C’est un grand plaisir pour moi d’être ici aujourd’hui. Je pourrais me faire l’écho d’une grande partie des propos de Jacob sur l’indépendance de la banque centrale et la stabilité financière, mais je ne vais pas revenir sur ces questions. J’emprunterai toutefois à Jacob sa métaphore de l’orchestre : en effet, il est bien un « homme-orchestre ». Il a joué de tous les instruments touchant à la recherche universitaire, à l’activité de banque centrale, au secteur privé et, plus important encore, c’est un virtuose de la sagesse, dont nous avons tant besoin en cette période délicate.

J’aborderai donc uniquement deux sujets : La politique monétaire non conventionnelle est efficace (I), mais nous avons également besoin d’autres politiques (II). Et je m’exprimerai d’abord brièvement sur le Brexit.
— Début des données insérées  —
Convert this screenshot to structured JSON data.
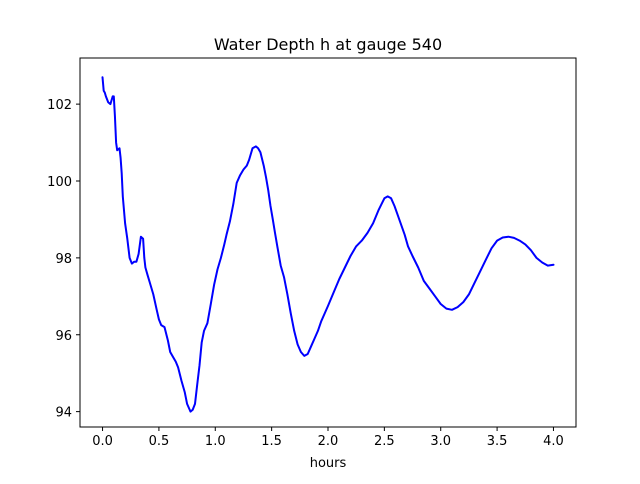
{
  "chart_data": {
    "type": "line",
    "title": "Water Depth h at gauge 540",
    "xlabel": "hours",
    "ylabel": "",
    "xlim": [
      -0.2,
      4.2
    ],
    "ylim": [
      93.6,
      103.2
    ],
    "xticks": [
      0.0,
      0.5,
      1.0,
      1.5,
      2.0,
      2.5,
      3.0,
      3.5,
      4.0
    ],
    "xtick_labels": [
      "0.0",
      "0.5",
      "1.0",
      "1.5",
      "2.0",
      "2.5",
      "3.0",
      "3.5",
      "4.0"
    ],
    "yticks": [
      94,
      96,
      98,
      100,
      102
    ],
    "ytick_labels": [
      "94",
      "96",
      "98",
      "100",
      "102"
    ],
    "grid": false,
    "series": [
      {
        "color": "#0000ff",
        "x": [
          0.0,
          0.01,
          0.02,
          0.03,
          0.05,
          0.07,
          0.09,
          0.1,
          0.11,
          0.12,
          0.13,
          0.15,
          0.16,
          0.17,
          0.18,
          0.2,
          0.22,
          0.24,
          0.26,
          0.28,
          0.3,
          0.32,
          0.34,
          0.36,
          0.37,
          0.38,
          0.4,
          0.42,
          0.45,
          0.48,
          0.5,
          0.52,
          0.55,
          0.58,
          0.6,
          0.62,
          0.65,
          0.67,
          0.7,
          0.73,
          0.75,
          0.78,
          0.8,
          0.82,
          0.84,
          0.86,
          0.88,
          0.9,
          0.93,
          0.96,
          0.99,
          1.02,
          1.05,
          1.08,
          1.1,
          1.13,
          1.16,
          1.19,
          1.22,
          1.25,
          1.28,
          1.3,
          1.33,
          1.36,
          1.38,
          1.4,
          1.43,
          1.45,
          1.47,
          1.49,
          1.51,
          1.53,
          1.55,
          1.58,
          1.61,
          1.64,
          1.67,
          1.7,
          1.73,
          1.76,
          1.79,
          1.82,
          1.85,
          1.88,
          1.91,
          1.94,
          1.97,
          2.0,
          2.05,
          2.1,
          2.15,
          2.2,
          2.25,
          2.3,
          2.35,
          2.4,
          2.45,
          2.5,
          2.53,
          2.56,
          2.59,
          2.62,
          2.65,
          2.68,
          2.71,
          2.75,
          2.8,
          2.85,
          2.9,
          2.95,
          3.0,
          3.05,
          3.1,
          3.15,
          3.2,
          3.25,
          3.3,
          3.35,
          3.4,
          3.45,
          3.5,
          3.55,
          3.6,
          3.65,
          3.7,
          3.75,
          3.8,
          3.85,
          3.9,
          3.95,
          4.0
        ],
        "y": [
          102.7,
          102.35,
          102.3,
          102.2,
          102.05,
          102.0,
          102.2,
          102.2,
          101.7,
          101.0,
          100.8,
          100.85,
          100.6,
          100.2,
          99.6,
          98.9,
          98.5,
          98.0,
          97.85,
          97.9,
          97.9,
          98.1,
          98.55,
          98.5,
          98.0,
          97.75,
          97.55,
          97.35,
          97.05,
          96.65,
          96.4,
          96.25,
          96.2,
          95.85,
          95.55,
          95.45,
          95.3,
          95.15,
          94.8,
          94.5,
          94.2,
          94.0,
          94.05,
          94.2,
          94.7,
          95.2,
          95.8,
          96.1,
          96.3,
          96.8,
          97.3,
          97.7,
          98.0,
          98.35,
          98.6,
          98.95,
          99.4,
          99.95,
          100.15,
          100.3,
          100.4,
          100.55,
          100.85,
          100.9,
          100.85,
          100.75,
          100.4,
          100.1,
          99.75,
          99.35,
          99.0,
          98.65,
          98.3,
          97.8,
          97.5,
          97.05,
          96.55,
          96.1,
          95.75,
          95.55,
          95.45,
          95.5,
          95.7,
          95.9,
          96.1,
          96.35,
          96.55,
          96.75,
          97.1,
          97.45,
          97.75,
          98.05,
          98.3,
          98.45,
          98.65,
          98.9,
          99.25,
          99.55,
          99.6,
          99.55,
          99.35,
          99.1,
          98.85,
          98.6,
          98.3,
          98.05,
          97.75,
          97.4,
          97.2,
          97.0,
          96.8,
          96.68,
          96.65,
          96.72,
          96.85,
          97.05,
          97.35,
          97.65,
          97.95,
          98.25,
          98.45,
          98.53,
          98.55,
          98.52,
          98.45,
          98.35,
          98.2,
          98.0,
          97.88,
          97.8,
          97.82
        ]
      }
    ]
  }
}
Nous regrettons cette décision, et j’adresse une pensée amicale à nos collègues de la banque centrale britannique, mais nous devons tous l’accepter et la respecter.

La priorité pour les autorités économiques et monétaires consiste maintenant à réduire l’incertitude et à favoriser la confiance, de deux façons au moins :

  • premièrement, en gérant le choc financier ; la coopération entre banques centrales a été efficace vendredi dernier ; ensemble, nous devons rester mobilisés et déterminés ;
  • deuxièmement, en préservant le bon fonctionnement de nos solides atouts européens ; je me permets de vous rappeler que, selon des enquêtes périodiques indépendantes, plus des deux-tiers des citoyens de la zone euro se déclarent en faveur de l’euro (68 % lors de la dernière enquête).

(I) Cela étant dit, permettez-moi de vous montrer que la politique monétaire non conventionnelle a été efficace, même si elle s’est apparentée à une interprétation musicale en solo. Je présenterai quelques éléments probants et certains résultats de recherche universitaire avant de traiter un exemple de préoccupation.

La preuve la plus élémentaire de l’efficacité de la politique monétaire non conventionnelle est qu’elle a contribué à éviter une répétition de la Grande dépression. Autre élément en ce sens, les États-Unis, qui ont été les premiers à utiliser massivement ce type de politique, sont maintenant les premiers à s’engager dans la sortie de crise. La zone euro est devenue l’épicentre de la crise quelques années après les États-Unis. Frappée par une série de chocs, elle a lancé plus tardivement un programme similaire d’assouplissement quantitatif. Les États-Unis ont donc montré la voie de façon efficace, comme l’illustrent les évolutions du ratio des actifs de banque centrale/PIB et de l’inflation américaine sous-jacente, qui est actuellement de 2 % environ [diapositive 2]. De toute évidence, la zone euro ne se situe pas au même point du cycle économique, mais nous suivons la même route s’agissant de politique monétaire.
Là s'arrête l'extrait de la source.